On the opposite side of the Yakshas, the doors were open. And the detail of the wood craftmanship, as I already said, is astonishing and beautiful.

Inside is this reclining Buddha, about 7 meters long, carved from a single Champa tree that grows in the region:

Nam took a picture of me in front of the reclining Buddha:

In the next building, perhaps an ubosot (ordination hall), was this 9-meter (30 feet) tall Buddha image, also carved from one large Champas tree.

It was darker in this building and the detail of the craftmanship does not come through well. It is stunning and beautiful (I know, I already said that…but is really is quite beautiful).

After lingering in the viharn and the ubosot and enjoying the beauty, it was time to make the journey in the truck down the mountain.

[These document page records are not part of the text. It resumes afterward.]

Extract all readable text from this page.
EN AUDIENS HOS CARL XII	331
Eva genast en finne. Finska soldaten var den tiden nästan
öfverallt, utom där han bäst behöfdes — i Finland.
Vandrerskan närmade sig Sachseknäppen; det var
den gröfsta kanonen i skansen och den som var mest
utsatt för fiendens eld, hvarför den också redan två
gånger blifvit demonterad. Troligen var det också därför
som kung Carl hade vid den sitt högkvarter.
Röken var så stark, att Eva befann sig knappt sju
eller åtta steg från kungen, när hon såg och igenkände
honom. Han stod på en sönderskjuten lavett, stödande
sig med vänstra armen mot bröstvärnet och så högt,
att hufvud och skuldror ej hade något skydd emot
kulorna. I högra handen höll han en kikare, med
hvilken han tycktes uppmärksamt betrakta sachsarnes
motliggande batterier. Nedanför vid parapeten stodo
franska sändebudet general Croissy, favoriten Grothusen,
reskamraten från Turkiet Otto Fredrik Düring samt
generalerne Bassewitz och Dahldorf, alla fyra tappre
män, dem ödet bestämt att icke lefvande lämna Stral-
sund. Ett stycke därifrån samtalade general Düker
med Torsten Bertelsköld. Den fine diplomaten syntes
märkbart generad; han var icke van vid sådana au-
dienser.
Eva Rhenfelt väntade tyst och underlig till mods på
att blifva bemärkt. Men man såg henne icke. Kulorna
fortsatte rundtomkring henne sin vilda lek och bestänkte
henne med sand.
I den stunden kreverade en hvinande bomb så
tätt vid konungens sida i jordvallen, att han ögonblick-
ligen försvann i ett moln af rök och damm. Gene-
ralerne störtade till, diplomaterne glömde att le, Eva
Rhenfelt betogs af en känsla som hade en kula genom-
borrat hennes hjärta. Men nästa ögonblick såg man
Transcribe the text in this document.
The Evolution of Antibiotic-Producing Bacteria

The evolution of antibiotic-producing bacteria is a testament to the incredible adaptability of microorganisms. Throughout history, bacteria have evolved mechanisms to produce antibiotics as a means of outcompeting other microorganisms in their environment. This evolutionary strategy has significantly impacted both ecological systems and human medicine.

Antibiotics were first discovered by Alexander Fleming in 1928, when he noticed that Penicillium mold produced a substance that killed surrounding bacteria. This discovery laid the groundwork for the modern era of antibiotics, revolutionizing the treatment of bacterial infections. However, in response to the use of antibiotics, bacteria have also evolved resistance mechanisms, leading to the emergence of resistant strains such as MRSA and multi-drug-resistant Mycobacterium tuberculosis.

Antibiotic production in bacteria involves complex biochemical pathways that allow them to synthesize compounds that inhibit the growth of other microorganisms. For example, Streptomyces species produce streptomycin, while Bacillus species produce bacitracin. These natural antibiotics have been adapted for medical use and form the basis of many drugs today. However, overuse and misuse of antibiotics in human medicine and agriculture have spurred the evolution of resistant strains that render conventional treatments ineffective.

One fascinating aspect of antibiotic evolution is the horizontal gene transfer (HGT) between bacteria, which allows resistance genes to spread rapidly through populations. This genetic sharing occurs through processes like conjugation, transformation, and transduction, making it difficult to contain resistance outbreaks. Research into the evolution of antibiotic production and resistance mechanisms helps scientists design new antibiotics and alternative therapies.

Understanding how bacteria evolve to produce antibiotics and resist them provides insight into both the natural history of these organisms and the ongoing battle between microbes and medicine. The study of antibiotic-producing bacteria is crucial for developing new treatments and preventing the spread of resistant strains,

We boarded the truck and started the slow ride down the mountain. The drivers all know the road well, where the shoulder is wide enough to allow another truck to pass, and they beep their horn when coming to a tight curve in which visibility is low. Several times, we pulled over to allow a truck going up to pass by. The temple is getting a number of visitors today. After getting back to the large grass parking area, we said goodbye to the driver, and started the drive to the flower gardens.